In the final analysis, any argument that all of the provisions of this state's workmen's compensation law should be read into the private voluntary compensation endorsement of an insurance policy is an argument that someone covered by such an endorsement has more rights than a person covered by state workmen's compensation. If that argument was accepted, a person covered by a voluntary compensation policy would have all of the rights of state workmen's compensation plus the option to sue the employer. Such a person would also have the right to resort to the courts in order to determine compensation rather than having it determined initially at an administrative level and then before a board on which representatives of labor, management and the public sit. Nothing in the law or in the insurance policy before us authorizes such a construction.

Despite the title of the Aetna policy, "Workmen's Compensation and Employers' Liability Policy — Voluntary Compensation Endorsement," (italics ours) the rights of an injured employee under it are not as fully protected as the rights of an injured workman are under the State of Washington workmen's compensation law.

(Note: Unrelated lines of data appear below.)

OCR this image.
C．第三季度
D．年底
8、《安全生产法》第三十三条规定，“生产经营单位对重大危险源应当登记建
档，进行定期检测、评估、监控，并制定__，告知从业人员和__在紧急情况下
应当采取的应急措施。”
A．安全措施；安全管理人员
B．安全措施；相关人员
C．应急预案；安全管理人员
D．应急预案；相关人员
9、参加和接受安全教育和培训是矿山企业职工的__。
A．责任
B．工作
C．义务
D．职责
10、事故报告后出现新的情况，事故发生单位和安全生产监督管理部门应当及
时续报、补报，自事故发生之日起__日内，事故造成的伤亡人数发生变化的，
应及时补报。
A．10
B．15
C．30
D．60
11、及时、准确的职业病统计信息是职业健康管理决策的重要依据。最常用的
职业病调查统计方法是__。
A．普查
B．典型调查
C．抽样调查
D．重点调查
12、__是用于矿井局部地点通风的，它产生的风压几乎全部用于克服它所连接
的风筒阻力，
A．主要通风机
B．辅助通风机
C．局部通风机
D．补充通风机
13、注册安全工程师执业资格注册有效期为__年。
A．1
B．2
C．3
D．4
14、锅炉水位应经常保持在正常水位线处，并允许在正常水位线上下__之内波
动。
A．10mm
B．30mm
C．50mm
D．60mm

*404 [5] The plaintiffs' assignments of error directed to the trial court's findings of fact are not well taken. Those findings which are properly findings of fact and not conclusions of law are supported by substantial evidence in the record and, therefore, stand as verities on appeal. Stringfellow v. Stringfellow, 56 Wash. 2d 957, 959, 350 P.2d 1003, 353 P.2d 671 (1960); Charles Pankow, Inc. v. Holman Properties, Inc., 13 Wash. App. 537, 542, 536 P.2d 28 (1975).

Affirmed.

SWANSON and RINGOLD, JJ., concur.

NOTES

[1] Under the provisions of the agreement and covenant not to sue entered into between the plaintiffs as claimants and Aetna as the insurer on January 27, 1970, the parties mutually agreed:

1. The Insurer will pay to the Claimant an amount equal to that sum which the Claimant would receive had [there been] a valid and enforceable claim for Workmen's Compensation benefits on account of the aforesaid occurrence under the Workmen's Compensation Law of the State of Washington. It is understood and agreed that no payment will be made to the claimant for any period of disability during which his employer at the time of the aforesaid occurrence pays full wages to the claimant.

2. The Insurer will also pay or provide such further benefits as the Employer would be required to pay or provide had the Claimant a valid and enforceable claim for workmen's compensation benefits on account of the aforesaid occurrence under the Workmen's Compensation Law of the State of Washington.

3. In consideration of the foregoing undertakings of the Insured, the Claimant does hereby covenant, for herself, her heirs and assigns, never to sue the Employer or the Insurer, their successors and assigns, for damages for said injuries, and further agrees that the Employer and the Insurer may plead these presents as a bar to any such action against them or either of them, expressly reserving, however, and not hereby intending to discharge any claim or cause of action which he may have against any party other than the Employer and the Insurer by reason of the aforesaid occurrence.

[2] RCW 51.04.060 reads as follows:

"No evasion of benefits or burdens. No employer or workman shall exempt himself from the burden or waive the benefits of this title by any contract, agreement, rule or regulation, and any such contract, agreement, rule or regulation shall be pro tanto void.